In de bijlage bij de AV is in artikel 6.3.1. bepaald – zakelijk weergegeven – dat de netbeheerder aan aangeslotenen op zijn net bij wie de transportdienst ten gevolge van een storing wordt onderbroken bij de eerstvolgende jaar-, respectievelijk maandafrekening een vastgestelde compensatievergoeding betaalt.

Vast staat dat de consument ten tijde van de storing bij de ondernemer was aangesloten. Uit dien hoofde heeft de consument naar het oordeel van de commissie op grond van voormelde bepaling recht op de vastgestelde compensatievergoeding. Het feit dat de consument zich er vanwege de beëindiging van het contract met de energieleverancier van diende te onthouden gas af te nemen, doet niets af aan het feit dat hij nog aangesloten was.

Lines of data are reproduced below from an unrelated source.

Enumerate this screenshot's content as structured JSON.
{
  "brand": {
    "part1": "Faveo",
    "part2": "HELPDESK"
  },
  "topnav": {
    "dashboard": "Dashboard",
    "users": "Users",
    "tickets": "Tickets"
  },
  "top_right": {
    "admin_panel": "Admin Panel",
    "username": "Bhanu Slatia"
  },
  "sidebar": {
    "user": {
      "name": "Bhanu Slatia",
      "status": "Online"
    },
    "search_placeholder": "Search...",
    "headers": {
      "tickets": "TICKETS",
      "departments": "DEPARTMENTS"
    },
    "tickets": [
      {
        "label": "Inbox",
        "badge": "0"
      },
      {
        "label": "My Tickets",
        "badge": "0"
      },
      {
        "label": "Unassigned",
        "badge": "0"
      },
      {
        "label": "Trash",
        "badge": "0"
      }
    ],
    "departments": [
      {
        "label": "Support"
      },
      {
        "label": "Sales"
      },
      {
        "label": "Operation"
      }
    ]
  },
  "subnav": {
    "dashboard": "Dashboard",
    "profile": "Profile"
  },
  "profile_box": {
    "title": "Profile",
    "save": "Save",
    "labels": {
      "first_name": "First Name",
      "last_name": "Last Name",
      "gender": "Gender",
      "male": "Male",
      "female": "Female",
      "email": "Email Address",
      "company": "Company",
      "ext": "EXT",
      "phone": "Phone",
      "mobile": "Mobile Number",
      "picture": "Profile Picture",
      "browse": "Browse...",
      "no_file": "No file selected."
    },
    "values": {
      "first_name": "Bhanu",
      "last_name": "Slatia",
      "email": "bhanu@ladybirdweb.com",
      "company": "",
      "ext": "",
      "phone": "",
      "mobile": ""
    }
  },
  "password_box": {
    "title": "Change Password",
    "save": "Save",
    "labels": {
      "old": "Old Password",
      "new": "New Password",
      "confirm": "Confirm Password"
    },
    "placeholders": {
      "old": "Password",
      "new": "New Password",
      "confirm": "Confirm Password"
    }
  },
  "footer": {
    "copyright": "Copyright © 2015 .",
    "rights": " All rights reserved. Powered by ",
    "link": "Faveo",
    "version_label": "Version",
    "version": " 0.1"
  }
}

De commissie heeft er op zich wel begrip voor dat de ondernemer onvrede heeft met deze uitkomst, omdat de overeenkomst met de energieleverancier en de consument was beëindigd en de ondernemer na ontvangst van het einde leveringsbericht van de energieleverancier tot afsluiting wilde overgaan. Dit verandert echter niets aan de feitelijke constatering dat de consument ten tijde van de storing nog steeds aangesloten was. Uit het dossier blijkt dat de consument feitelijk zelfs nooit afgesloten is, omdat hij nog voor de voorgenomen afsluiting door de ondernemer een nieuwe overeenkomst met een andere energieleverancier kon aangaan.

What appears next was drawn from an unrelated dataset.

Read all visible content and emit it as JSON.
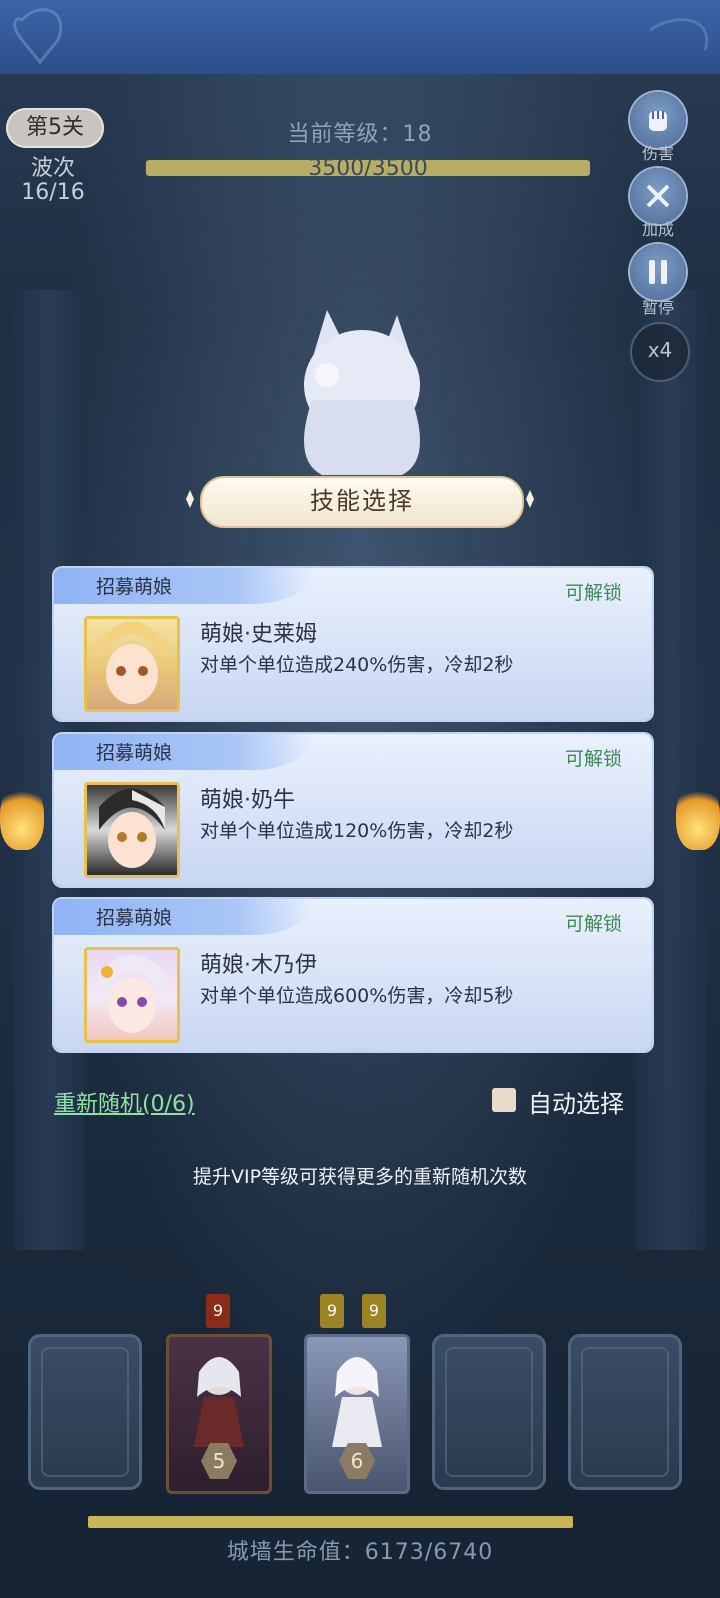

De strekking van de tekst van voormelde bijlage bij de AV is naar het oordeel van de commissie redelijkerwijze niet voor een andere uitleg vatbaar. De commissie ziet dan ook geen aanleiding om het subsidiair nog gedane verzoek van de ondernemer op te volgen om daarover bij de Raad van Bestuur van de ACM of elders nog nader advies of inlichtingen in te winnen.

Uit het vorenstaande volgt dat de klacht gegrond is.

De commissie zal bepalen dat de ondernemer het vastgestelde bedrag ad € 875,– als compensatievergoeding binnen na te melden termijn aan de consument dient te betalen.

Gelet op het vorenstaande zal de commissie voorts bepalen dat de ondernemer het klachtengeld aan de consument dient te vergoeden.

Derhalve wordt als volgt beslist.

Beslissing

De ondernemer dient binnen twee weken na de verzenddatum van dit bindend advies een bedrag ad € 875,– als compensatievergoeding aan de consument te betalen.

Bovendien dient de ondernemer eveneens binnen twee weken na de verzenddatum van dit bindend advies het klachtengeld ad € 27,50 aan de consument te vergoeden.

Het meer of anders door partijen verzochte wordt afgewezen.
 
Aldus beslist door de Geschillencommissie Energie, op 20 mei 2015.